The Short of It
On Mother's Day, 23-year-old Ada Guan gave birth to a baby she didn't even know she was carrying while on an Air Canada jet heading to Japan.
While flying from Calgary to Tokyo for vacation with her boyfriend, Wes Branch, Guan began experiencing stomach pains that they thought could be a bad stomachache, cramps or an ulcer. As her pain worsened, the flight attendants asked for the help of a doctor, who happened to be on board. He gave Guan Tylenol and an IV, but nothing helped.
"She told me, 'something fell out of me,'" Branch told Global News. "I lifted up her pants, and I saw a head, and then I heard, 'wah.' I thought, 'oh my God, I think we have a kid.'"
Guan and Branch are now the surprised but happy parents of a baby girl, who was born at 37 weeks and named Chloe.

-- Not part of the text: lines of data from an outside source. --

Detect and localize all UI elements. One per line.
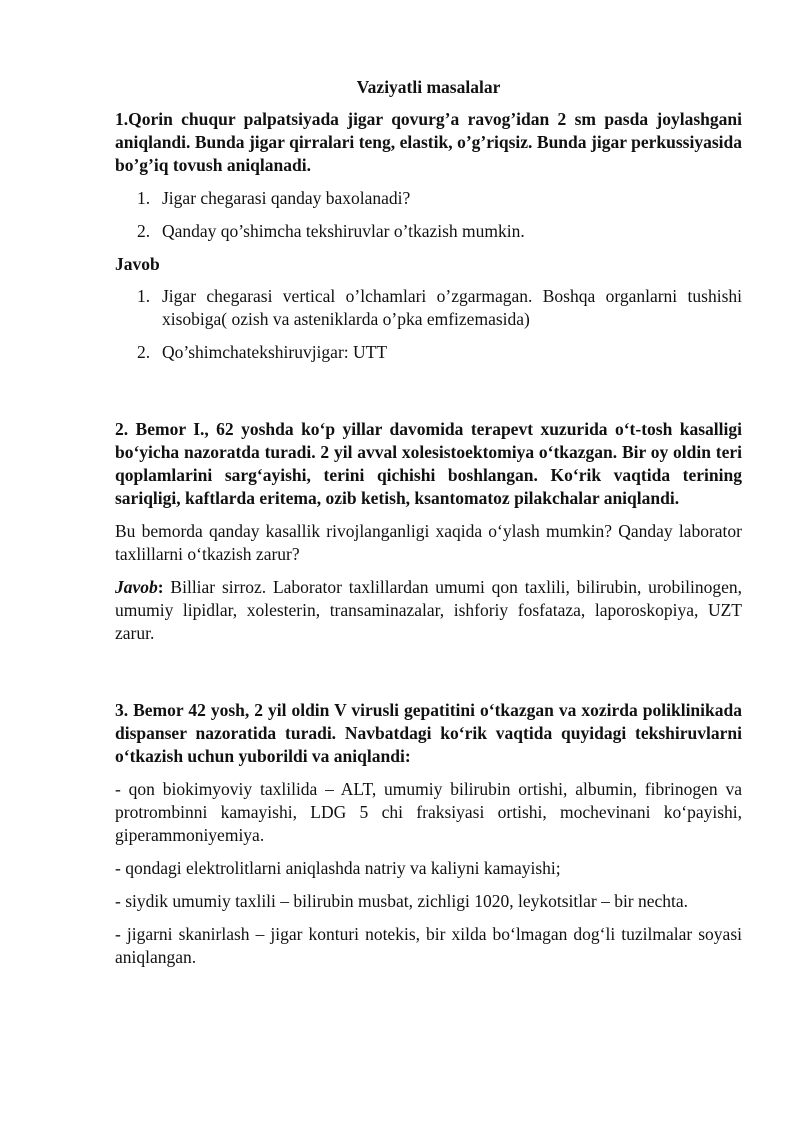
list-number: 2.	[137, 342, 151, 362]
list-text: Qanday qo’shimcha tekshiruvlar o’tkazish mumkin.	[162, 221, 525, 241]
task2-question: Bu bemorda qanday kasallik rivojlanganligi xaqida o‘ylash mumkin? Qanday laborator taxlillarni o‘tkazish zarur?	[115, 521, 742, 564]
document-body	[115, 76, 742, 969]
answer-text: Billiar sirroz. Laborator taxlillardan umumi qon taxlili, bilirubin, urobilinogen, umumiy lipidlar, xolesterin, transaminazalar, ishforiy fosfataza, laporoskopiya, UZT zarur.	[115, 577, 742, 643]
task1-questions	[115, 187, 742, 243]
list-text: Jigar chegarasi vertical o’lchamlari o’zgarmagan. Boshqa organlarni tushishi xisobiga( ozish va asteniklarda o’pka emfizemasida)	[162, 286, 742, 329]
task3-finding: - qon biokimyoviy taxlilida – ALT, umumiy bilirubin ortishi, albumin, fibrinogen va protrombinni kamayishi, LDG 5 chi fraksiyasi ortishi, mochevinani ko‘payishi, giperammoniyemiya.	[115, 779, 742, 845]
list-text: Qo’shimchatekshiruvjigar: UTT	[162, 342, 388, 362]
task2-answer	[115, 576, 742, 645]
task2-statement: 2. Bemor I., 62 yoshda ko‘p yillar davomida terapevt xuzurida o‘t-tosh kasalligi bo‘yicha nazoratda turadi. 2 yil avval xolesistoektomiya o‘tkazgan. Bir oy oldin teri qoplamlarini sarg‘ayishi, terini qichishi boshlangan. Ko‘rik vaqtida terining sariqligi, kaftlarda eritema, ozib ketish, ksantomatoz pilakchalar aniqlandi.	[115, 419, 742, 508]
answer-label: Javob	[115, 577, 158, 597]
list-number: 2.	[137, 221, 151, 241]
list-item	[115, 285, 742, 331]
list-text: Jigar chegarasi qanday baxolanadi?	[162, 188, 411, 208]
page-title: Vaziyatli masalalar	[356, 77, 501, 97]
list-item	[115, 187, 742, 210]
list-number: 1.	[137, 188, 151, 208]
task3-statement: 3. Bemor 42 yosh, 2 yil oldin V virusli gepatitini o‘tkazgan va xozirda poliklinikada dispanser nazoratida turadi. Navbatdagi ko‘rik vaqtida quyidagi tekshiruvlarni o‘tkazish uchun yuborildi va aniqlandi:	[115, 700, 742, 766]
list-item	[115, 220, 742, 243]
list-number: 1.	[137, 286, 151, 306]
task1-answers	[115, 285, 742, 364]
task3-finding: - jigarni skanirlash – jigar konturi notekis, bir xilda bo‘lmagan dog‘li tuzilmalar soyasi aniqlangan.	[115, 924, 742, 967]
task1-answer-heading: Javob	[115, 254, 160, 274]
task1-statement: 1.Qorin chuqur palpatsiyada jigar qovurg’a ravog’idan 2 sm pasda joylashgani aniqlandi. Bunda jigar qirralari teng, elastik, o’g’riqsiz. Bunda jigar perkussiyasida bo’g’iq tovush aniqlanadi.	[115, 109, 742, 175]
task3-finding: - qondagi elektrolitlarni aniqlashda natriy va kaliyni kamayishi;	[115, 858, 561, 878]
answer-colon: :	[157, 577, 164, 597]
task3-finding: - siydik umumiy taxlili – bilirubin musbat, zichligi 1020, leykotsitlar – bir nechta.	[115, 891, 689, 911]
list-item	[115, 341, 742, 364]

The new parents, who have been dating for 1 year, had no idea Guan was pregnant. Although she had gained a little weight recently, her boyfriend said that a pregnancy test she took was negative. Branch also said that Guan recently had visited a doctor, who also didn't detect her pregnancy.
While Guan's story is not common, it does happen that women are pregnant and don't know it. Irregular periods could make a woman less likely to suspect pregnancy; diluted urine from too much water consumption can mask pregnancy hormones from being detected by the testing strip; and a placenta that develops in the front of the uterus could prevent a woman from feeling a baby's movements.
Based on a recent study in the British Medical Journal on surprise pregnancies, Dr. Gil Weiss, assistant professor of clinical medicine at Northwestern University and an OB-GYN in Chicago, told Yahoo Parenting that he estimates the odds of an undetected pregnancy at 1 in 3,000 births. According to the CDC, a total of 3,932,181 births were registered in the United States in 2013; based on Dr. Weiss's odds, as many as 1,311 of those could have been a surprise to the mom-to-be!